Microsoft ne peut pas garantir que les données stockées dans l’Union Européenne sont protégées contre les demandes d’accès de l’administration Trump. Thierry Bedos, vice-président Europe du Sud de Keepit, estime que cette récente révélation au Sénat français devrait servir de signal d’alarme aux entreprises françaises. Il s’en explique à Channelnews.

Channelnews : Pouvez-vous rappeler en quoi consiste la récente déclaration de Microsoft au Sénat français ?

Thierry Bedos : Lors d’une audition le 10 juin 2025, Anton Carniaux, directeur des affaires publiques et juridiques de Microsoft France, a dû reconnaître précisément et sous serment qu’il ne pouvait garantir que les données des citoyens français ne soient jamais transmises aux autorités américaines sans autorisation explicite de la France. Le Cloud Act américain donne la capacité aux autorités des Etats-Unis d’exiger que les données des entreprises américaines leur soient remises sur simple demande, et ce, indépendamment du lieu de stockage de ces données.

Channelnews : En quoi cela pose-t-il problème selon vous ?

Thierry Bedos : Cela crée un conflit inévitable entre les lois américaines et les réglementations européennes sur la protection des données, forçant les entreprises américaines à choisir entre être poursuivies pénalement dans leur pays d’origine ou de violer les lois européennes.
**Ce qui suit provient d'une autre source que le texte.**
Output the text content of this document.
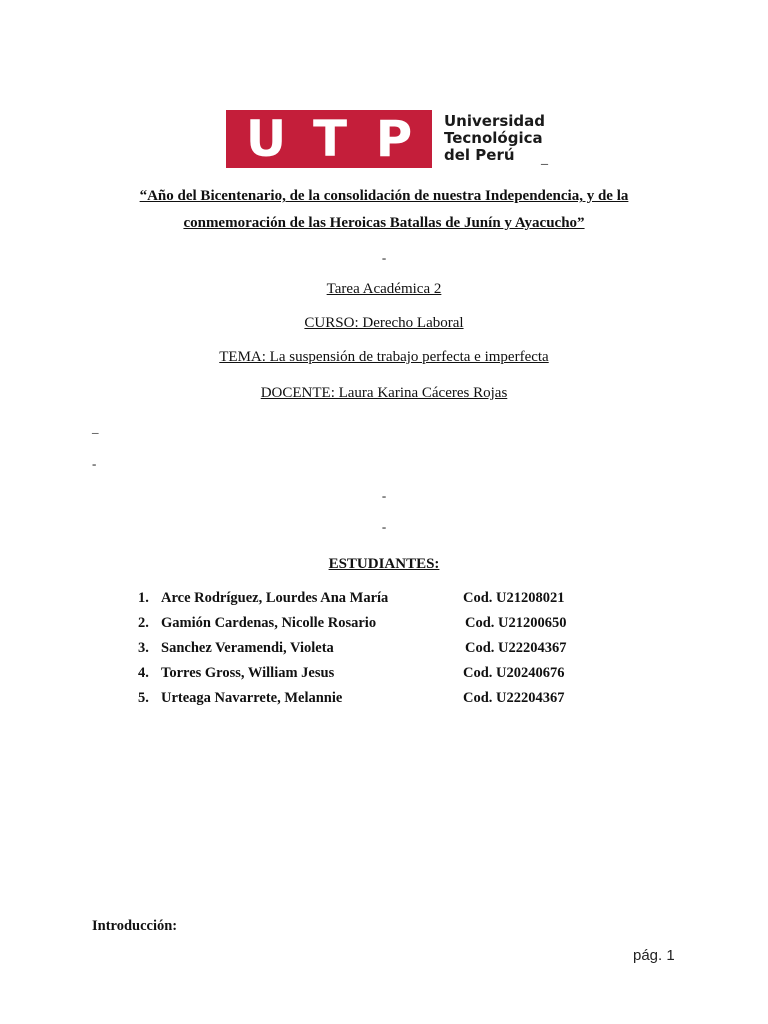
U T P	Universidad
Tecnológica
del Perú	_
“Año del Bicentenario, de la consolidación de nuestra Independencia, y de la
conmemoración de las Heroicas Batallas de Junín y Ayacucho”
-
Tarea Académica 2
CURSO: Derecho Laboral
TEMA: La suspensión de trabajo perfecta e imperfecta
DOCENTE: Laura Karina Cáceres Rojas
_
-
-
-
ESTUDIANTES:
1. Arce Rodríguez, Lourdes Ana María	Cod. U21208021
2. Gamión Cardenas, Nicolle Rosario	Cod. U21200650
3. Sanchez Veramendi, Violeta	Cod. U22204367
4. Torres Gross, William Jesus	Cod. U20240676
5. Urteaga Navarrete, Melannie	Cod. U22204367
Introducción:
pág. 1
Pour les entreprises et institutions publiques françaises, cette situation est particulièrement problématique. La France dispose d’un cadre réglementaire parmi les plus exigeants d’Europe, combinant le RGPD avec les recommandations de la CNIL mais aussi des exigences sectorielles fortes, dans des domaines comme la santé, l’éducation, de la finance ou des services publics. Cette déclaration interroge la légitimité du recours à des services cloud non-européens pour héberger des données sensibles dans ces secteurs.

Channelnews : Microsoft a pourtant pris des mesures pour protéger la confidentialité de ses clients en Europe ?

Thierry Bedos : En effet, Microsoft a bien pris des mesures depuis 2022 pour limiter les transferts de données et maintenir les informations à l’intérieur des frontières européennes. Pierre Lagarde, directeur technique de Microsoft pour le secteur public, a même affirmé : « Depuis janvier 2025, les données de nos clients européens ne quittent plus contractuellement l’UE, ni au repos, ni en transit, ni en traitement ». Mais, comme l’a montré l’aveu devant le Sénat, ces mesures techniques restent inefficaces face aux obligations légales américaines.

Channelnews : Les entreprises françaises ayant confié leur stockage de données dans le cloud à des entreprises non européennes sont-elles donc prises au piège ?

Thierry Bedos : Les solutions cloud européennes donnent aujourd’hui l’opportunité de reprendre le contrôle sur nos données et de préserver notre souveraineté numérique. Migrer d’un cloud de fournisseur américain à une solution 100% cloud souveraine ne se fait pas en un jour mais une première étape rapide et accessible consiste à s’assurer de disposer d’une copie locale de ses données sécurisées par un fournisseur européen.

Pour rappel, la souveraineté numérique désigne la capacité d’une nation à contrôler son infrastructure numérique, ses données et ses systèmes technologiques sans dépendance ni ingérence extérieure. La France a fait de cette notion une priorité stratégique depuis plusieurs années. L’Anssi alerte régulièrement sur les risques associés à l’utilisation de solutions non européennes pour des données sensibles. Le gouvernement français a affirmé sa position à travers la stratégie cloud de l’Etat et le développement du label SecNumCloud de l’Anssi qui impose des critères stricts de sécurité, de localisation et de gouvernance. La loi SREN, adoptée récemment, va encore plus loin en imposant que les données sensibles du secteur public soient hébergées par des fournisseurs certifiés SecNumCloud.

Channelnews : Quid du coût d’une telle migration vers une solution cloud française ou européenne ?

Thierry Bedos : Pour les entreprises françaises, c’est une opportunité de renforcer leur conformité, tout en limitant le risque d’amendes administratives pouvant atteindre jusqu’à 4% du chiffre d’affaires mondial en cas de non-respect du RGPD. Dans un tissu économique largement composé de PME et d’ETI, la confidentialité des données clients et la protection des savoir-faire sont des enjeux clés.

Channelnews : Y a-t-il des points particuliers à vérifier avant de choisir une solution cloud européenne ?

Thierry Bedos : La dépendance technologique aux fournisseurs reste un angle mort dans de nombreuses stratégies cloud. Même certains prestataires européens peuvent reposer sur des briques critiques de fournisseurs américains, notamment en matière de virtualisation, de chiffrement ou de services d’exploitation. Une véritable indépendance nécessite de maîtriser l’ensemble de la chaîne technologique, pas uniquement le lieu d’hébergement.